Once the deeds are signed, you need to carry out a number of important tasks, some of which can be handled by your Real Estate Agengt with your confirmation. You can also use a gestor selected by the Notary, ensure you know how much it will cost in advance. If you’re taking a mortgage, your lender will insist that their gestor should be the one to pay the necessary taxes and inscribe the mortgage and title in the property register.
Immediate notification faxed to the land register
Once the deeds are signed, the Notary will fax a notification of the transaction to the lands register at the request of the buyer. This is so that no one else can inscribe the same property in the land register for the next 10 days.
Paying the taxes resulting from the purchase
You will only pay transfer tax known as ITP (Impuesto sobre Transmisiones Patrimoniales) when you purchase a resale property. It comes along with another tax called IAJD (Impuesto de Actos Jurídicos Documentados), which you will often hear referred to as stamp duty. For knowing more about taxes visit Taxes when buying a property in Spain
All taxes must be paid at the authorised bank within 30 working days of the signing of the deeds. Before the title of the property can be inscribed in the property register, you will need to provide proof that you’ve paid all the taxes. You will need your NIE number, the appropriate form, and the copia simple to pay any tax. The bank will then notify the regional tax office (Delegación de Hacienda de la Comunidad Autónoma).
Should you have purchased the property from a non-resident, then you will also have 30 days to pay the tax retention that you’ve withheld from the seller and this should be done via authorised banks. You will need to provide proof of this payment before any inscribing can be done. You are also required to share this proof with the seller and their solicitor since failure to do so will make it impossible for them to claim back any tax if it was greater than their obligation.
If you have agreed to pay the plusvalía then this has to be paid to the town hall within 30 days of the sale. Once again you pay this via a bank, but will need to visit the town hall first, and maybe even afterwards with proof of payment.
Inscribing your title in the property register (Registro de la Propiedad)
You are free to inscribe your title in the property register at the property registry office after paying ITP. While the law does not require you to inscribe, there are advantages related to it such as You will be considered as the only true owner of the property.
- You will be protected from the seller’s creditors
- No one else can register a claim on the property without your consent.
- You will now be able to acquire loans against the property.
The earlier you do the inscription of the property title at the land register, the more advantageous it is for you
To inscribe your title in the property register you will need the following:
- The original deeds (copia autorizada).
- Receipt to prove that ITP has been paid.
- Copy of the vendor’s latest IBI receipt.
- Photocopy of your identity document.
- NIE number (or NIF number in some cases).
The process of inscribing your title will be complete within 15 days after which you can collect the deeds (copia autorizada).
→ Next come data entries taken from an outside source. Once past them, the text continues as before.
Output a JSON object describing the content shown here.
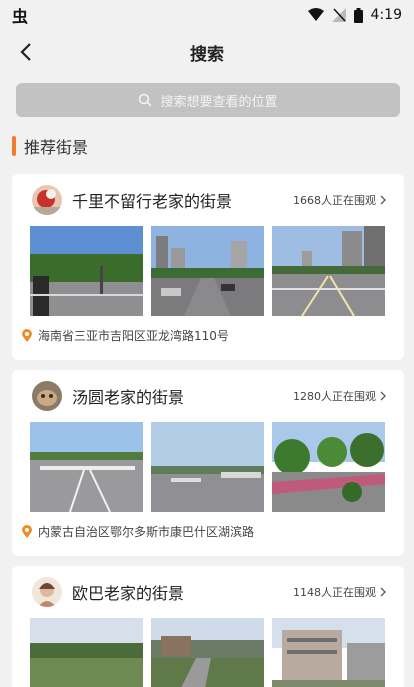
{
  "status_bar": {
    "time": "4:19",
    "left_icon": "bug-icon"
  },
  "nav": {
    "title": "搜索",
    "back_icon": "chevron-left-icon"
  },
  "search": {
    "placeholder": "搜索想要查看的位置",
    "icon": "search-icon"
  },
  "section": {
    "title": "推荐街景",
    "accent": "#f07d2c"
  },
  "cards": [
    {
      "title": "千里不留行老家的街景",
      "viewers": "1668人正在围观",
      "location": "海南省三亚市吉阳区亚龙湾路110号"
    },
    {
      "title": "汤圆老家的街景",
      "viewers": "1280人正在围观",
      "location": "内蒙古自治区鄂尔多斯市康巴什区湖滨路"
    },
    {
      "title": "欧巴老家的街景",
      "viewers": "1148人正在围观",
      "location": ""
    }
  ],
  "colors": {
    "background": "#f1f1f1",
    "search_bg": "#c2c2c2",
    "pin": "#f08a24"
  }
}
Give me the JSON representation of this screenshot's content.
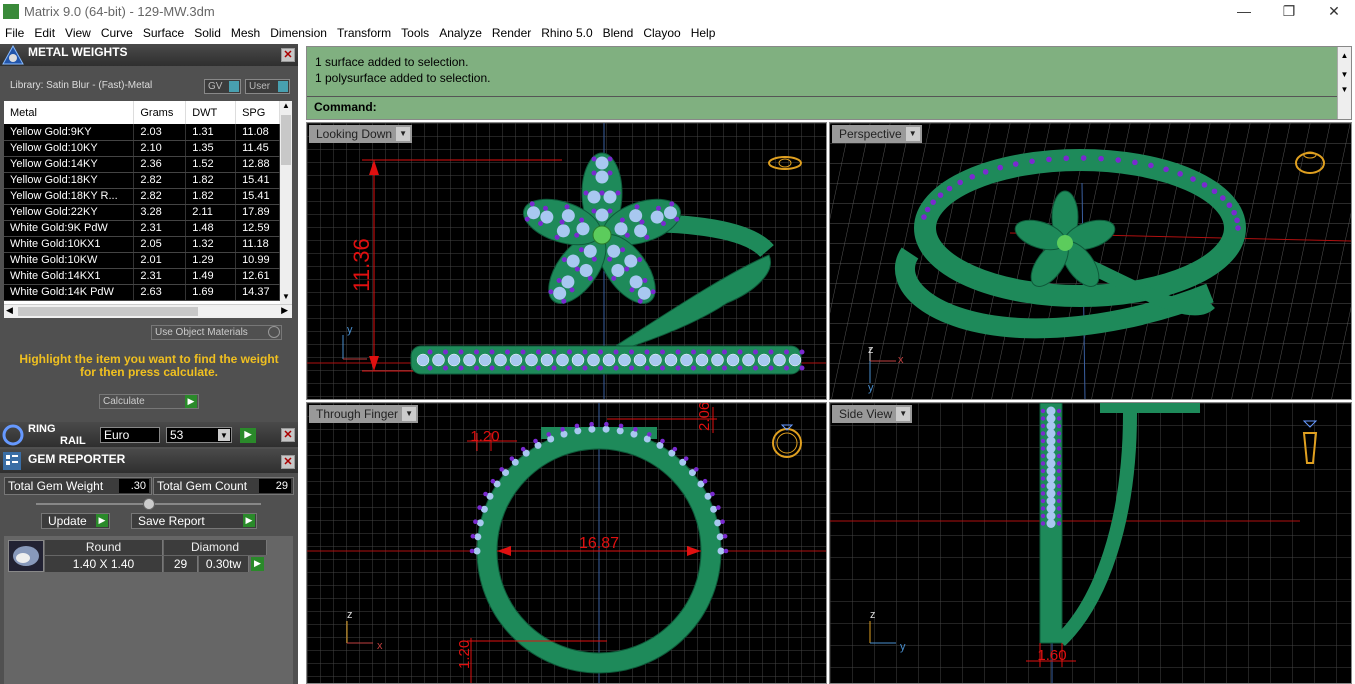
{
  "window": {
    "title": "Matrix 9.0 (64-bit) - 129-MW.3dm"
  },
  "menu": [
    "File",
    "Edit",
    "View",
    "Curve",
    "Surface",
    "Solid",
    "Mesh",
    "Dimension",
    "Transform",
    "Tools",
    "Analyze",
    "Render",
    "Rhino 5.0",
    "Blend",
    "Clayoo",
    "Help"
  ],
  "metal_weights": {
    "title": "METAL WEIGHTS",
    "library": "Library: Satin Blur - (Fast)-Metal",
    "toggle_gv": "GV",
    "toggle_user": "User",
    "columns": [
      "Metal",
      "Grams",
      "DWT",
      "SPG"
    ],
    "rows": [
      [
        "Yellow Gold:9KY",
        "2.03",
        "1.31",
        "11.08"
      ],
      [
        "Yellow Gold:10KY",
        "2.10",
        "1.35",
        "11.45"
      ],
      [
        "Yellow Gold:14KY",
        "2.36",
        "1.52",
        "12.88"
      ],
      [
        "Yellow Gold:18KY",
        "2.82",
        "1.82",
        "15.41"
      ],
      [
        "Yellow Gold:18KY R...",
        "2.82",
        "1.82",
        "15.41"
      ],
      [
        "Yellow Gold:22KY",
        "3.28",
        "2.11",
        "17.89"
      ],
      [
        "White Gold:9K PdW",
        "2.31",
        "1.48",
        "12.59"
      ],
      [
        "White Gold:10KX1",
        "2.05",
        "1.32",
        "11.18"
      ],
      [
        "White Gold:10KW",
        "2.01",
        "1.29",
        "10.99"
      ],
      [
        "White Gold:14KX1",
        "2.31",
        "1.49",
        "12.61"
      ],
      [
        "White Gold:14K PdW",
        "2.63",
        "1.69",
        "14.37"
      ]
    ],
    "use_object_materials": "Use Object Materials",
    "instruction": "Highlight the item you want to find the weight for then press calculate.",
    "calculate": "Calculate"
  },
  "ring_rail": {
    "title_line1": "RING",
    "title_line2": "RAIL",
    "system": "Euro",
    "size": "53"
  },
  "gem_reporter": {
    "title": "GEM REPORTER",
    "total_weight_label": "Total Gem Weight",
    "total_weight": ".30",
    "total_count_label": "Total Gem Count",
    "total_count": "29",
    "update": "Update",
    "save_report": "Save Report",
    "gem": {
      "cut": "Round",
      "type": "Diamond",
      "size": "1.40 X 1.40",
      "count": "29",
      "weight": "0.30tw"
    }
  },
  "command": {
    "history": [
      "1 surface added to selection.",
      "1 polysurface added to selection."
    ],
    "prompt": "Command:"
  },
  "viewports": {
    "top_left": {
      "label": "Looking Down",
      "dim": "11.36"
    },
    "top_right": {
      "label": "Perspective"
    },
    "bottom_left": {
      "label": "Through Finger",
      "dim_width": "1.20",
      "dim_top": "2.06",
      "dim_diameter": "16.87",
      "dim_bottom": "1.20"
    },
    "bottom_right": {
      "label": "Side View",
      "dim_width": "1.60"
    }
  },
  "axis": {
    "x": "x",
    "y": "y",
    "z": "z"
  },
  "colors": {
    "ring": "#1e8a5a",
    "gem": "#a8c8f0",
    "prong": "#7a2ad0",
    "dimension": "#e01010",
    "command_bg": "#80b080"
  }
}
Should process of inscription fail, you will be informed on time and informed of what you need to do so that it can be redone correctly.
Updating the Land Registry
You must inform the Cadastre that you’re ne new owner of the property within 2 months of signing the deeds. Fail to do this and the town hall will not be able to collect municipal rates (IBI), and your will fall into interests and even an embargo when you fall behind payments.
The best place to update the cadastre is at the town hall. Carry with you a copy of the deed, a copy of your identity card and your NIE number. Also, give the cadastre your correspondence address if it’s different from that of the property and your bank account details so that you can pay by standing order.
Setting up utility contracts or changing the previous owner’s contracts
After taking possession of the property, proceed to sort out contracts with utility companies i.e water, electricity, telephone and gas. Ensure that you have two options when sorting the utilities.
The simplest and cheapest option is to take over the sellers contracts, in so doing, you save money since you won’t have to set up new contracts. To so this, you need recent copies of each contract from the seller and then you will get in touch with the utility company with all the details and inform them of the change by giving them details like name, address, NIE number and bank details. . It is usually possible to provide a correspondence address in the UK if that is where you wish to have the bills sent to. You can also carry out these changes by visiting the nearest consumer services office of each utility company, or in some cases online.
Most utility companies charge bi-monthly or monthly. Each company has a different process for setting up contracts which start with you submitting an application online or making a call or visiting their offices.
You will be required to provide your name, NIE number, address of the property, bank account details and a copia sample of the deeds.
- If the contracts are for a newly built property, you will be required to provide a first occupancy licence (licencia de primera ocupación).
- For a resale property that’s already been receiving utility bills, producing the occupancy license is not necessary.
It’s always a good idea to have several photocopies of your passport when dealing with the utility companies as they may ask for this. When you set up new contracts someone may have to come round to read the meter, and you may be charged anything from 50 to 100 Euros for setting up each new contract.
It will be difficult dealing with utility companies if you don’t speak Spanish. It’s recommended that you engage the services of a gestor of property Management Company to make the changes for you.
Community of owners
If the property you’ve purchased is part of a community of owners, provide the administrator with your bank account details so that you can be charged your community fees and take part in the management process if you’re interested.